Detached objects like Sedna get their name because they complete humongous, circular orbits that bring them nowhere close to big planets like Jupiter or Neptune. How they got to the outer solar system on their own is an ongoing mystery.

Using computer simulations, Madigan's team came up with one possible answer. Jacob Fleisig, an undergraduate studying astrophysics at CU Boulder, calculated that these icy objects orbit the sun like the hands of a clock. The orbits of smaller objects, such as asteroids, however, move faster than the larger ones, such as Sedna.

"You see a pileup of the orbits of smaller objects to one side of the sun," said Fleisig, who is the lead author of the new research. "These orbits crash into the bigger body, and what happens is those interactions will change its orbit from an oval shape to a more circular shape."
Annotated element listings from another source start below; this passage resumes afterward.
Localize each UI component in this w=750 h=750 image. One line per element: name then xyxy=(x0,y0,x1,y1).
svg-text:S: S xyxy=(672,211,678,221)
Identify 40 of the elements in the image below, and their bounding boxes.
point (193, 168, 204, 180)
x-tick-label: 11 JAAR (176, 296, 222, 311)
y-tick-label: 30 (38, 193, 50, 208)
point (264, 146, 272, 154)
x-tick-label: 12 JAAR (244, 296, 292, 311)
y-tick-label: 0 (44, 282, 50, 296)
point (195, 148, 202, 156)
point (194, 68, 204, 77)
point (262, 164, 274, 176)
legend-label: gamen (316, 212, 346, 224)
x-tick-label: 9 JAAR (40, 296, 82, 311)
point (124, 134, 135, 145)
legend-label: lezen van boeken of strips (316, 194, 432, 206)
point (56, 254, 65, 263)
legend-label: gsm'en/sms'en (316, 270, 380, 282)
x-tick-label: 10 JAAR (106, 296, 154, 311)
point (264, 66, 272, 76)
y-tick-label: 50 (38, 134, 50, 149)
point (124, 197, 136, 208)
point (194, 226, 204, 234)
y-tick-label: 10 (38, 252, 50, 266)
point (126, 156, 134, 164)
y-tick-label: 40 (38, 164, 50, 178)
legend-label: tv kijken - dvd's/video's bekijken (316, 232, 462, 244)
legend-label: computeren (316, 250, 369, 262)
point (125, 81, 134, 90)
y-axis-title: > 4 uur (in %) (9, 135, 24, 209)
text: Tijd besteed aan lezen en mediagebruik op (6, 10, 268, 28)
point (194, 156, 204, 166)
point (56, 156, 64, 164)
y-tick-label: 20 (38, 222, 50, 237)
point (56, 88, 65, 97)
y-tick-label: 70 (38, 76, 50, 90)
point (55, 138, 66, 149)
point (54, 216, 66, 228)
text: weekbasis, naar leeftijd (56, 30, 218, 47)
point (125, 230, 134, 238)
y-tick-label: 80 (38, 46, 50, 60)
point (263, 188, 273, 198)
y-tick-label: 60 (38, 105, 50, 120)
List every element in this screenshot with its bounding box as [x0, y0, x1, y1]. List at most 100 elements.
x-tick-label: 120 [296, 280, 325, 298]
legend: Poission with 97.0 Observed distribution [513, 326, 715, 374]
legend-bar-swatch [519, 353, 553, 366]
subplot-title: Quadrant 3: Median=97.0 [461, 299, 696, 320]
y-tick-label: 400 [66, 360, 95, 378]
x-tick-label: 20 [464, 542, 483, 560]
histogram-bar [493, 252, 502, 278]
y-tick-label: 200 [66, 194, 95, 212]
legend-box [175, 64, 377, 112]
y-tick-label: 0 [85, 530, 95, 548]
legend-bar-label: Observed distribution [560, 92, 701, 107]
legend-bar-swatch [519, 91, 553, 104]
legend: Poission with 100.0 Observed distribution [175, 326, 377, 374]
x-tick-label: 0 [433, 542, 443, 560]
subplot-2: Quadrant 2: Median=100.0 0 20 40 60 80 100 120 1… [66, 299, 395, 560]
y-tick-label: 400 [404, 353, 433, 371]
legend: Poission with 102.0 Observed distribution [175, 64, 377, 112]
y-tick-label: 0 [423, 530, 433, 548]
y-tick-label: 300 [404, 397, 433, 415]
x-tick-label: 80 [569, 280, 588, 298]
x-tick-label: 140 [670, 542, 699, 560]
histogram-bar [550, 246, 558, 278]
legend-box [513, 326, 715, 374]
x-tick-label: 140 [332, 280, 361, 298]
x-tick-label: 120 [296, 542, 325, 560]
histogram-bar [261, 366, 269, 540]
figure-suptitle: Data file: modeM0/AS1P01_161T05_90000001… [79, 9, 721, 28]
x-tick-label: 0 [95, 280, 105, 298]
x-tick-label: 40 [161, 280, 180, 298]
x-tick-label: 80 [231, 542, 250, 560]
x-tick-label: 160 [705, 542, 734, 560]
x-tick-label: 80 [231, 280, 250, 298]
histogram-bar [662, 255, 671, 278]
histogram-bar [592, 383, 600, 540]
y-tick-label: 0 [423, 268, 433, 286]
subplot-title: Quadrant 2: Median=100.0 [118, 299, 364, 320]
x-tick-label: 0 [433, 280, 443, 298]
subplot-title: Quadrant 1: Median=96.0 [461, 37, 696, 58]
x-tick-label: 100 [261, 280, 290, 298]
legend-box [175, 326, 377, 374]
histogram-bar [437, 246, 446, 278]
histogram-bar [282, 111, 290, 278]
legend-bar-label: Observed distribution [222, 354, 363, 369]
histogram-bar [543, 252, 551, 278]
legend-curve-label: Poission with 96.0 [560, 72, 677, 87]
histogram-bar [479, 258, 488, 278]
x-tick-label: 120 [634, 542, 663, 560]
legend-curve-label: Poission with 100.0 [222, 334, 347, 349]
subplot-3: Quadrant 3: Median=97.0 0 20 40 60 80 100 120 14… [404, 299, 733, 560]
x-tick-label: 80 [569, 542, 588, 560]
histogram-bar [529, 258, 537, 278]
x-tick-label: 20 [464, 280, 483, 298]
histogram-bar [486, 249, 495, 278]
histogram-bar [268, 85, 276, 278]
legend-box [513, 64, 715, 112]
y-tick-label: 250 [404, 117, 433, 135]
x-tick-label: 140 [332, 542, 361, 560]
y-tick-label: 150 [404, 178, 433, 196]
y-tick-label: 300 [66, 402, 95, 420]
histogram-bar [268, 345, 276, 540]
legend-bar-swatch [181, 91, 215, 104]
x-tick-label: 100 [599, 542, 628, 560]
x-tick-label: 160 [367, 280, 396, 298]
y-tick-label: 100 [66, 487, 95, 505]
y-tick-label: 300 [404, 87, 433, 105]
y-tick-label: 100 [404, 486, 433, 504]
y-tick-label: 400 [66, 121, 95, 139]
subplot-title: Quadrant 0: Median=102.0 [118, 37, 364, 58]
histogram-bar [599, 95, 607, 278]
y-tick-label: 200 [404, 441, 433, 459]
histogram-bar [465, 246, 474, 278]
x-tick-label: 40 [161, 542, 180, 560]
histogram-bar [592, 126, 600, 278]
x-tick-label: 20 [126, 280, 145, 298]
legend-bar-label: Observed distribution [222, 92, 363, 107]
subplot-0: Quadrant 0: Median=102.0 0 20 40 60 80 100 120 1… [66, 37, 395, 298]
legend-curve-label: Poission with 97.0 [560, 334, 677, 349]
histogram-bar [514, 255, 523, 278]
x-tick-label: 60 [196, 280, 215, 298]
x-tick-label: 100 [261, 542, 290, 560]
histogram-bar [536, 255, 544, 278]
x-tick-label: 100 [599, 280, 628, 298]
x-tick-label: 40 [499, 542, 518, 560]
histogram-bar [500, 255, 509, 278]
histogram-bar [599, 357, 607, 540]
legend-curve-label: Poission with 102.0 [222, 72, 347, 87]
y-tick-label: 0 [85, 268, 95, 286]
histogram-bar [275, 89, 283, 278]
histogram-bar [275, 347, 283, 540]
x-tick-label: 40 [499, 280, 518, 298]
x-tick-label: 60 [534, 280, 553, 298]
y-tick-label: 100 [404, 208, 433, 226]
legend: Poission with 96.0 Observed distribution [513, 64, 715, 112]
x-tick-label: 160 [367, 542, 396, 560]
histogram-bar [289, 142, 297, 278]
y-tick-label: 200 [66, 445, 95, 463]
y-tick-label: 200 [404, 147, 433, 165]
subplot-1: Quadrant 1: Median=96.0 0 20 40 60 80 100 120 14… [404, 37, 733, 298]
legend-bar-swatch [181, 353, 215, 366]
In other words, Sedna's orbit goes from normal to detached entirely because of those small-scale interactions. The team's observations also fall in line with research from 2012, which observed that the bigger a detached object gets, the farther away its orbit becomes from the sun. Alexander Zderic, a graduate student in APS at CU Boulder, also co-authored the new research.

The findings may also provide clues around another phenomenon: the extinction of the dinosaurs. As space debris interacts in the outer solar system, the orbits of these objects tighten and widen in a repeating cycle. This cycle could wind up shooting comets toward the inner solar system--including in the direction of Earth--on a predictable timescale.

"While we're not able to say that this pattern killed the dinosaurs," Fleisig said, "it's tantalizing."